= Bruce B. Benson =

Professor of physics at Amherst College

Bruce Buzzell Benson (1922–1990) was a professor of physics at the Amherst College.

Benson was born in Choteau, Montana. He was a graduate of Amherst College and then got his master's and Ph.D. degrees from Yale University where he later served as an instructor from 1944 to 1946. In 1947, Benson returned to his alma mater to join its faculty. From 1957 to 1967 he was an associate professor of physics at the Woods Hole Oceanographic Institution and from 1977 to 1990 served as an associate editor of the journal Marine Chemistry. During his time as professor of physics at Amherst, he worked closely with Daniel Krause, studying thermodynamics of the solubilities of gases. Benson died of respiratory failure on March 7, 1990 at Cooley Dickinson Hospital, Northampton, Massachusetts.

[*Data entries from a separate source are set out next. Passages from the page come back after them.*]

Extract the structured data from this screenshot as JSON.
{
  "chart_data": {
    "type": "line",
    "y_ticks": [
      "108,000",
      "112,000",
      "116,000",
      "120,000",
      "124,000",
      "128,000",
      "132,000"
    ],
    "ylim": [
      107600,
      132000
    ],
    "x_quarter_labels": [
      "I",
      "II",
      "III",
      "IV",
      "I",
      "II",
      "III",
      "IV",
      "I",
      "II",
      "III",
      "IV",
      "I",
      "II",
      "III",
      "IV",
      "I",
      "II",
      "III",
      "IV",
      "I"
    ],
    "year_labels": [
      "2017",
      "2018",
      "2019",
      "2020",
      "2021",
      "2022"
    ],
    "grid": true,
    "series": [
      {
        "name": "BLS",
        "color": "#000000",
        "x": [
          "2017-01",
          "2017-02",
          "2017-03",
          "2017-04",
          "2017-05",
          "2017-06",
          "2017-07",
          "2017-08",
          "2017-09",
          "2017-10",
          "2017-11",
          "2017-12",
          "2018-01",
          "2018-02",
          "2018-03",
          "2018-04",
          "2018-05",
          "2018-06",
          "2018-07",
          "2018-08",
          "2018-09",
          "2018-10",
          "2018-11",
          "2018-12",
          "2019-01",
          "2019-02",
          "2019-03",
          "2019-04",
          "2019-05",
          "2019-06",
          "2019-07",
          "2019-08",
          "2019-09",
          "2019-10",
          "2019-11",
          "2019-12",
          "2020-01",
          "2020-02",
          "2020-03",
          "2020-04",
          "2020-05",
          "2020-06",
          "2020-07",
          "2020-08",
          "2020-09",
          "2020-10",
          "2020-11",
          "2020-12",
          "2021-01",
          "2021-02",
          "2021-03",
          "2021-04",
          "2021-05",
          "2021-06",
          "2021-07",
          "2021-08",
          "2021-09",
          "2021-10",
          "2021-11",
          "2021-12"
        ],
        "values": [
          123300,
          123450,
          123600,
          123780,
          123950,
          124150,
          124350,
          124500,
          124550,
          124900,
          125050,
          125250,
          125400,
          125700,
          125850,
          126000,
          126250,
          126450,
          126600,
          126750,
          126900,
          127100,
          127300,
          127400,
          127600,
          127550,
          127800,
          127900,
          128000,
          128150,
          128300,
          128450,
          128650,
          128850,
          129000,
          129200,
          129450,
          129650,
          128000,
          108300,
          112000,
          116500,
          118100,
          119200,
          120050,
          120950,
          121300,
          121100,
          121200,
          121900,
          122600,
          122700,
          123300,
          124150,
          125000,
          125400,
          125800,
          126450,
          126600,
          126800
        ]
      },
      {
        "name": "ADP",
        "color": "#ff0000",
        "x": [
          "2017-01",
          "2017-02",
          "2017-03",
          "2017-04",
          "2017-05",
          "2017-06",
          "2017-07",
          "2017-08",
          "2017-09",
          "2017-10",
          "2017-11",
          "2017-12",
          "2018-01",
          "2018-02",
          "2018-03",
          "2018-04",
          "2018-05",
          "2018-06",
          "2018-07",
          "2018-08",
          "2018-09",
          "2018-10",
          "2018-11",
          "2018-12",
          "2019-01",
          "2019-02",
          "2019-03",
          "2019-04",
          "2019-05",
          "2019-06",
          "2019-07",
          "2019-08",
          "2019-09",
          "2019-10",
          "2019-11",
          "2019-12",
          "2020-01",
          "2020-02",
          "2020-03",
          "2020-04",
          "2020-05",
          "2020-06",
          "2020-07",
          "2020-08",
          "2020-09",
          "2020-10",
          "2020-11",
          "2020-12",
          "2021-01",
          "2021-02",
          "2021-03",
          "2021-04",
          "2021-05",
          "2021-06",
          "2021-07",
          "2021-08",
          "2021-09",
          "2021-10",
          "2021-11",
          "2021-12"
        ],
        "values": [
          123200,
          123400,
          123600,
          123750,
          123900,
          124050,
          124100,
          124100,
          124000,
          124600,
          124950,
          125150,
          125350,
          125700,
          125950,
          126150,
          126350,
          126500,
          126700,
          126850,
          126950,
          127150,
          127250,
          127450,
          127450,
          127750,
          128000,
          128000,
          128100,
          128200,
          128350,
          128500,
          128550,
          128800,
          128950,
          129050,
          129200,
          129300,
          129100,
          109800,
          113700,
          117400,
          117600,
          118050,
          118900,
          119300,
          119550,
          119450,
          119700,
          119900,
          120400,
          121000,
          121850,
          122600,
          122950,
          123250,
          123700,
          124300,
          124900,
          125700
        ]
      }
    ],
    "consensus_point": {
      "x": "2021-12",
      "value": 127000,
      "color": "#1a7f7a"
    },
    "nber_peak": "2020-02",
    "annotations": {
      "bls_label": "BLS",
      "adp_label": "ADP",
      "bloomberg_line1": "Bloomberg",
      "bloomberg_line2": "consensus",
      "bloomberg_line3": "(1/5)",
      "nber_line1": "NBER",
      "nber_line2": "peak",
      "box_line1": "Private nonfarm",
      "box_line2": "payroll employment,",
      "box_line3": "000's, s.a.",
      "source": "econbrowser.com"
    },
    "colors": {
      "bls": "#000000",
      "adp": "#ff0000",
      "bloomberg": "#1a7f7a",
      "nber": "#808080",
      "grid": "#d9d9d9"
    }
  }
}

Benson's wife, Lucy Wilson Benson, was involved with local liberal politics of the time, and was a president of the League of Women Voters. Bruce Benson joined the League of Women Voters, too, and was reportedly its first male member. Lucy Benson served as U.S. Secretary of Health and Human Services as well as Under Secretary of State for Arms Control and International Security Affairs.

Seven years after Benson's death, Harry V. Keefe, a former roommate of Benson, donated the Keefe Science Library to Amherst in his honor.